15 KiB
Agent Tool Architecture Implementation Plan
For Claude: REQUIRED SUB-SKILL: Use superpowers:executing-plans to implement this plan task-by-task.
Goal: 修复 agent 工具架构 8 个问题,先恢复端到端闭环与安全正确性,再补齐 UI Schema、对象存储、阶段解耦、多模态与 ASR。
Architecture: 采用两阶段落地。Phase 1 先完成后端上下文主控、CrewAI Tools 完整迁移、审批后异步续跑闭环;Phase 2 按 #3 -> #2 -> #4 -> #7 -> #8 逐项扩展能力。所有变更遵循 AG-UI 事件流语义,三阶段固定发送 StepStarted/StepFinished。
Tech Stack: FastAPI, Pydantic, CrewAI, LiteLLM, Redis, Postgres, MinIO/Supabase Storage, pytest
Task 1: 锁定 Phase 1 契约(移除前端历史语义)
Files:
- Modify:
backend/src/core/agent/domain/agui_input.py - Modify:
backend/src/core/agent/application/run_service.py - Modify:
backend/src/v1/agent/schemas.py - Test:
backend/tests/unit/core/agent/test_run_resume_service.py
Step 1: Write the failing test
def test_run_ignores_client_history_messages(fake_run_input_with_messages):
result = service.run(run_input=fake_run_input_with_messages)

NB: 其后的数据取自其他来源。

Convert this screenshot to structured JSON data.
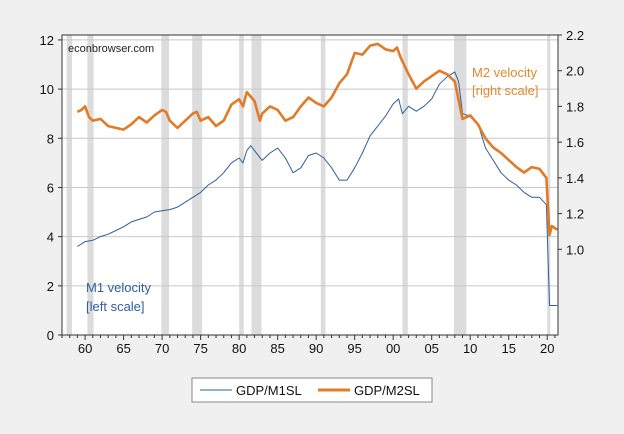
{
  "chart_data": {
    "type": "line",
    "watermark": "econbrowser.com",
    "x_ticks": [
      "60",
      "65",
      "70",
      "75",
      "80",
      "85",
      "90",
      "95",
      "00",
      "05",
      "10",
      "15",
      "20"
    ],
    "x_tick_years": [
      1960,
      1965,
      1970,
      1975,
      1980,
      1985,
      1990,
      1995,
      2000,
      2005,
      2010,
      2015,
      2020
    ],
    "xlim": [
      1957,
      2021.4
    ],
    "left_axis": {
      "ylim": [
        0,
        12.2
      ],
      "ticks": [
        "0",
        "2",
        "4",
        "6",
        "8",
        "10",
        "12"
      ],
      "tick_values": [
        0,
        2,
        4,
        6,
        8,
        10,
        12
      ]
    },
    "right_axis": {
      "ylim": [
        0.52,
        2.2
      ],
      "ticks": [
        "1.0",
        "1.2",
        "1.4",
        "1.6",
        "1.8",
        "2.0",
        "2.2"
      ],
      "tick_values": [
        1.0,
        1.2,
        1.4,
        1.6,
        1.8,
        2.0,
        2.2
      ]
    },
    "grid": true,
    "recessions": [
      [
        1957.6,
        1958.3
      ],
      [
        1960.3,
        1961.1
      ],
      [
        1969.9,
        1970.9
      ],
      [
        1973.9,
        1975.2
      ],
      [
        1980.0,
        1980.6
      ],
      [
        1981.6,
        1982.9
      ],
      [
        1990.6,
        1991.2
      ],
      [
        2001.2,
        2001.9
      ],
      [
        2007.9,
        2009.5
      ],
      [
        2020.0,
        2020.4
      ]
    ],
    "series": [
      {
        "name": "GDP/M1SL",
        "axis": "left",
        "color": "#2e5f9e",
        "annotation": [
          "M1 velocity",
          "[left scale]"
        ],
        "x": [
          1959,
          1960,
          1961,
          1962,
          1963,
          1964,
          1965,
          1966,
          1967,
          1968,
          1969,
          1970,
          1971,
          1972,
          1973,
          1974,
          1975,
          1976,
          1977,
          1978,
          1979,
          1980,
          1980.5,
          1981,
          1981.5,
          1982,
          1983,
          1984,
          1985,
          1986,
          1987,
          1988,
          1989,
          1990,
          1991,
          1992,
          1993,
          1994,
          1995,
          1996,
          1997,
          1998,
          1999,
          2000,
          2000.7,
          2001.2,
          2002,
          2003,
          2004,
          2005,
          2006,
          2007,
          2008,
          2008.5,
          2009,
          2010,
          2011,
          2012,
          2013,
          2014,
          2015,
          2016,
          2017,
          2018,
          2019,
          2019.9,
          2020.3,
          2021.3
        ],
        "y": [
          3.6,
          3.8,
          3.85,
          4.0,
          4.1,
          4.25,
          4.4,
          4.6,
          4.7,
          4.8,
          5.0,
          5.05,
          5.1,
          5.2,
          5.4,
          5.6,
          5.8,
          6.1,
          6.3,
          6.6,
          7.0,
          7.2,
          7.0,
          7.5,
          7.7,
          7.5,
          7.1,
          7.4,
          7.6,
          7.2,
          6.6,
          6.8,
          7.3,
          7.4,
          7.2,
          6.8,
          6.3,
          6.3,
          6.8,
          7.4,
          8.1,
          8.5,
          8.9,
          9.4,
          9.6,
          9.0,
          9.3,
          9.1,
          9.3,
          9.6,
          10.2,
          10.5,
          10.7,
          10.3,
          9.0,
          8.9,
          8.6,
          7.6,
          7.1,
          6.6,
          6.3,
          6.1,
          5.8,
          5.6,
          5.6,
          5.3,
          1.2,
          1.2
        ]
      },
      {
        "name": "GDP/M2SL",
        "axis": "right",
        "color": "#e07b2a",
        "annotation": [
          "M2 velocity",
          "[right scale]"
        ],
        "x": [
          1959,
          1959.5,
          1960,
          1960.5,
          1961,
          1962,
          1963,
          1964,
          1965,
          1966,
          1967,
          1968,
          1969,
          1970,
          1970.5,
          1971,
          1972,
          1973,
          1974,
          1974.5,
          1975,
          1976,
          1977,
          1978,
          1979,
          1980,
          1980.5,
          1981,
          1982,
          1982.7,
          1983,
          1984,
          1985,
          1986,
          1987,
          1988,
          1989,
          1990,
          1991,
          1992,
          1993,
          1994,
          1995,
          1996,
          1997,
          1998,
          1999,
          2000,
          2000.5,
          2001,
          2002,
          2003,
          2004,
          2005,
          2006,
          2007,
          2008,
          2009,
          2010,
          2011,
          2012,
          2013,
          2014,
          2015,
          2016,
          2017,
          2018,
          2019,
          2019.9,
          2020.3,
          2020.6,
          2021.3
        ],
        "y": [
          1.77,
          1.78,
          1.8,
          1.74,
          1.72,
          1.73,
          1.69,
          1.68,
          1.67,
          1.7,
          1.74,
          1.71,
          1.75,
          1.78,
          1.77,
          1.72,
          1.68,
          1.72,
          1.76,
          1.77,
          1.72,
          1.74,
          1.69,
          1.72,
          1.81,
          1.84,
          1.8,
          1.88,
          1.83,
          1.72,
          1.76,
          1.8,
          1.78,
          1.72,
          1.74,
          1.8,
          1.85,
          1.82,
          1.8,
          1.85,
          1.93,
          1.98,
          2.1,
          2.09,
          2.14,
          2.15,
          2.12,
          2.11,
          2.13,
          2.07,
          1.98,
          1.9,
          1.94,
          1.97,
          2.0,
          1.98,
          1.94,
          1.73,
          1.75,
          1.7,
          1.62,
          1.57,
          1.54,
          1.5,
          1.46,
          1.43,
          1.46,
          1.45,
          1.4,
          1.08,
          1.13,
          1.11
        ]
      }
    ]
  }
}
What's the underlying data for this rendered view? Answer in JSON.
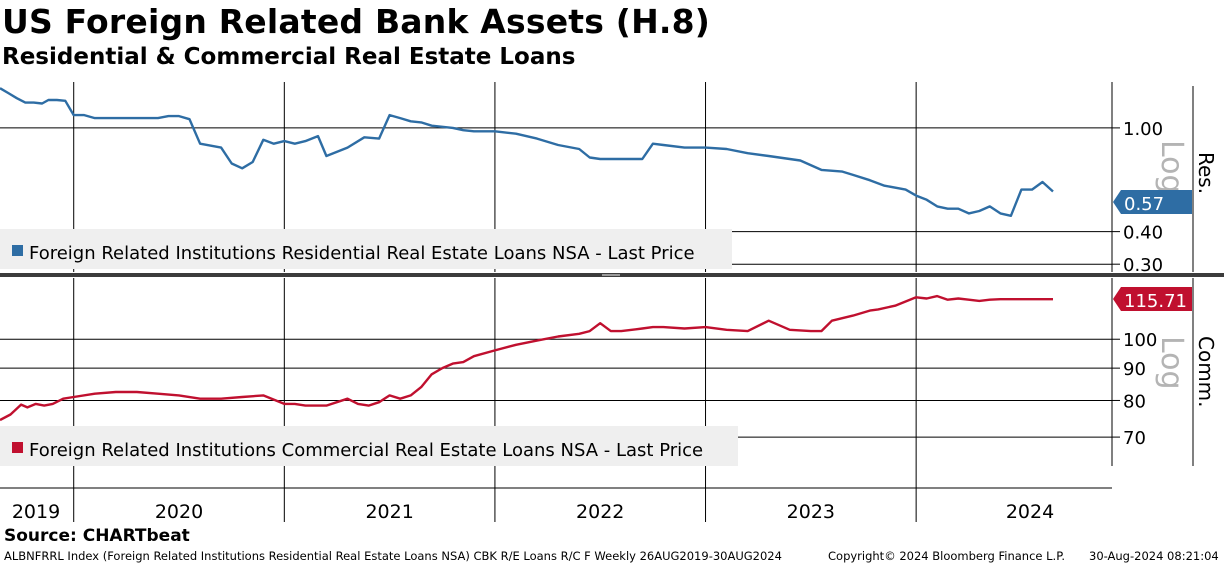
{
  "header": {
    "title": "US Foreign Related Bank Assets (H.8)",
    "subtitle": "Residential & Commercial Real Estate Loans"
  },
  "footer": {
    "source": "Source: CHARTbeat",
    "ticker_info": "ALBNFRRL Index (Foreign Related Institutions Residential Real Estate Loans NSA) CBK R/E Loans R/C F  Weekly 26AUG2019-30AUG2024",
    "copyright": "Copyright© 2024 Bloomberg Finance L.P.",
    "timestamp": "30-Aug-2024 08:21:04"
  },
  "colors": {
    "residential": "#2e6da4",
    "commercial": "#c0102f",
    "badge_text": "#ffffff"
  },
  "chart_data": [
    {
      "type": "line",
      "panel": "top",
      "series_name": "Foreign Related Institutions Residential Real Estate Loans NSA - Last Price",
      "axis_side_label": "Res.",
      "scale_label": "Log",
      "scale": "log",
      "ylim": [
        0.28,
        1.5
      ],
      "yticks": [
        1.0,
        0.4,
        0.3
      ],
      "ytick_labels": [
        "1.00",
        "0.40",
        "0.30"
      ],
      "last_value_label": "0.57",
      "x": [
        2019.65,
        2019.69,
        2019.73,
        2019.77,
        2019.81,
        2019.85,
        2019.88,
        2019.92,
        2019.96,
        2020.0,
        2020.05,
        2020.1,
        2020.2,
        2020.3,
        2020.4,
        2020.45,
        2020.5,
        2020.55,
        2020.6,
        2020.7,
        2020.75,
        2020.8,
        2020.85,
        2020.9,
        2020.95,
        2021.0,
        2021.05,
        2021.1,
        2021.13,
        2021.16,
        2021.2,
        2021.3,
        2021.38,
        2021.45,
        2021.5,
        2021.55,
        2021.6,
        2021.65,
        2021.7,
        2021.75,
        2021.8,
        2021.85,
        2021.9,
        2022.0,
        2022.1,
        2022.2,
        2022.3,
        2022.4,
        2022.45,
        2022.5,
        2022.6,
        2022.7,
        2022.75,
        2022.8,
        2022.9,
        2023.0,
        2023.1,
        2023.2,
        2023.3,
        2023.35,
        2023.45,
        2023.55,
        2023.65,
        2023.7,
        2023.78,
        2023.85,
        2023.95,
        2024.0,
        2024.05,
        2024.1,
        2024.15,
        2024.2,
        2024.25,
        2024.3,
        2024.35,
        2024.4,
        2024.45,
        2024.5,
        2024.55,
        2024.6,
        2024.65
      ],
      "values": [
        1.42,
        1.36,
        1.3,
        1.25,
        1.25,
        1.24,
        1.28,
        1.28,
        1.27,
        1.12,
        1.12,
        1.09,
        1.09,
        1.09,
        1.09,
        1.11,
        1.11,
        1.08,
        0.87,
        0.84,
        0.73,
        0.7,
        0.74,
        0.9,
        0.87,
        0.89,
        0.87,
        0.89,
        0.91,
        0.93,
        0.78,
        0.84,
        0.92,
        0.91,
        1.12,
        1.09,
        1.06,
        1.05,
        1.02,
        1.01,
        1.0,
        0.98,
        0.97,
        0.97,
        0.95,
        0.91,
        0.86,
        0.83,
        0.77,
        0.76,
        0.76,
        0.76,
        0.87,
        0.86,
        0.84,
        0.84,
        0.83,
        0.8,
        0.78,
        0.77,
        0.75,
        0.69,
        0.68,
        0.66,
        0.63,
        0.6,
        0.58,
        0.55,
        0.53,
        0.5,
        0.49,
        0.49,
        0.47,
        0.48,
        0.5,
        0.47,
        0.46,
        0.58,
        0.58,
        0.62,
        0.57
      ]
    },
    {
      "type": "line",
      "panel": "bottom",
      "series_name": "Foreign Related Institutions Commercial Real Estate Loans NSA - Last Price",
      "axis_side_label": "Comm.",
      "scale_label": "Log",
      "scale": "log",
      "ylim": [
        63,
        125
      ],
      "yticks": [
        100,
        90,
        80,
        70
      ],
      "ytick_labels": [
        "100",
        "90",
        "80",
        "70"
      ],
      "last_value_label": "115.71",
      "x": [
        2019.65,
        2019.7,
        2019.75,
        2019.78,
        2019.82,
        2019.86,
        2019.9,
        2019.95,
        2020.0,
        2020.1,
        2020.2,
        2020.3,
        2020.4,
        2020.5,
        2020.6,
        2020.7,
        2020.8,
        2020.9,
        2021.0,
        2021.05,
        2021.1,
        2021.2,
        2021.3,
        2021.35,
        2021.4,
        2021.45,
        2021.5,
        2021.55,
        2021.6,
        2021.65,
        2021.7,
        2021.75,
        2021.8,
        2021.85,
        2021.9,
        2022.0,
        2022.1,
        2022.2,
        2022.3,
        2022.4,
        2022.45,
        2022.5,
        2022.55,
        2022.6,
        2022.65,
        2022.7,
        2022.75,
        2022.8,
        2022.9,
        2023.0,
        2023.1,
        2023.2,
        2023.3,
        2023.4,
        2023.5,
        2023.55,
        2023.6,
        2023.7,
        2023.78,
        2023.82,
        2023.9,
        2024.0,
        2024.05,
        2024.1,
        2024.15,
        2024.2,
        2024.25,
        2024.3,
        2024.35,
        2024.4,
        2024.45,
        2024.5,
        2024.55,
        2024.6,
        2024.65
      ],
      "values": [
        74.5,
        76.0,
        78.8,
        78.0,
        79.0,
        78.5,
        79.0,
        80.5,
        81.0,
        82.0,
        82.5,
        82.5,
        82.0,
        81.5,
        80.5,
        80.5,
        81.0,
        81.5,
        79.0,
        79.0,
        78.5,
        78.5,
        80.5,
        79.0,
        78.5,
        79.5,
        81.5,
        80.5,
        81.5,
        84.0,
        88.0,
        90.0,
        91.5,
        92.0,
        94.0,
        96.0,
        98.0,
        99.5,
        101.0,
        102.0,
        103.0,
        106.0,
        103.0,
        103.0,
        103.5,
        104.0,
        104.5,
        104.5,
        104.0,
        104.5,
        103.5,
        103.0,
        107.0,
        103.5,
        103.0,
        103.0,
        107.0,
        109.0,
        111.0,
        111.5,
        113.0,
        116.5,
        116.0,
        117.0,
        115.5,
        116.0,
        115.5,
        115.0,
        115.5,
        115.7,
        115.7,
        115.7,
        115.7,
        115.7,
        115.71
      ]
    }
  ],
  "xaxis": {
    "year_labels": [
      "2019",
      "2020",
      "2021",
      "2022",
      "2023",
      "2024"
    ]
  }
}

assert result.used_context_source == "backend"
Step 2: Run test to verify it fails
Run: cd backend && uv run pytest tests/unit/core/agent/test_run_resume_service.py -k ignores_client_history -v
Expected: FAIL,当前实现仍读取/依赖前端 history。
Step 3: Write minimal implementation
# run_service.py
user_input = extract_latest_user_text(run_input)
history = await load_context_from_backend_sources(session_id)
Step 4: Run test to verify it passes
Run: cd backend && uv run pytest tests/unit/core/agent/test_run_resume_service.py -k ignores_client_history -v
Expected: PASS
Step 5: Commit
git add backend/src/core/agent/domain/agui_input.py backend/src/core/agent/application/run_service.py backend/src/v1/agent/schemas.py backend/tests/unit/core/agent/test_run_resume_service.py
git commit -m "refactor(agent): make backend own conversation context"
Task 2: CrewAI Tools 完整迁移(替换硬编码分发)
Files:
- Create:
backend/src/core/agent/infrastructure/crewai/tools_registry.py - Create:
backend/src/core/agent/infrastructure/crewai/tools/create_calendar_event_tool.py - Modify:
backend/src/core/agent/infrastructure/crewai/runtime.py - Modify:
backend/src/core/agent/application/run_service.py - Test:
backend/tests/unit/core/agent/test_crewai_runtime.py
Step 1: Write the failing test
def test_runtime_uses_registered_crewai_tools():
runtime = build_runtime_with_registry(["create_calendar_event"])
result = runtime.execute(user_input="帮我创建日历事件", system_prompt="x")
assert result.tool_calls[0].tool_name == "create_calendar_event"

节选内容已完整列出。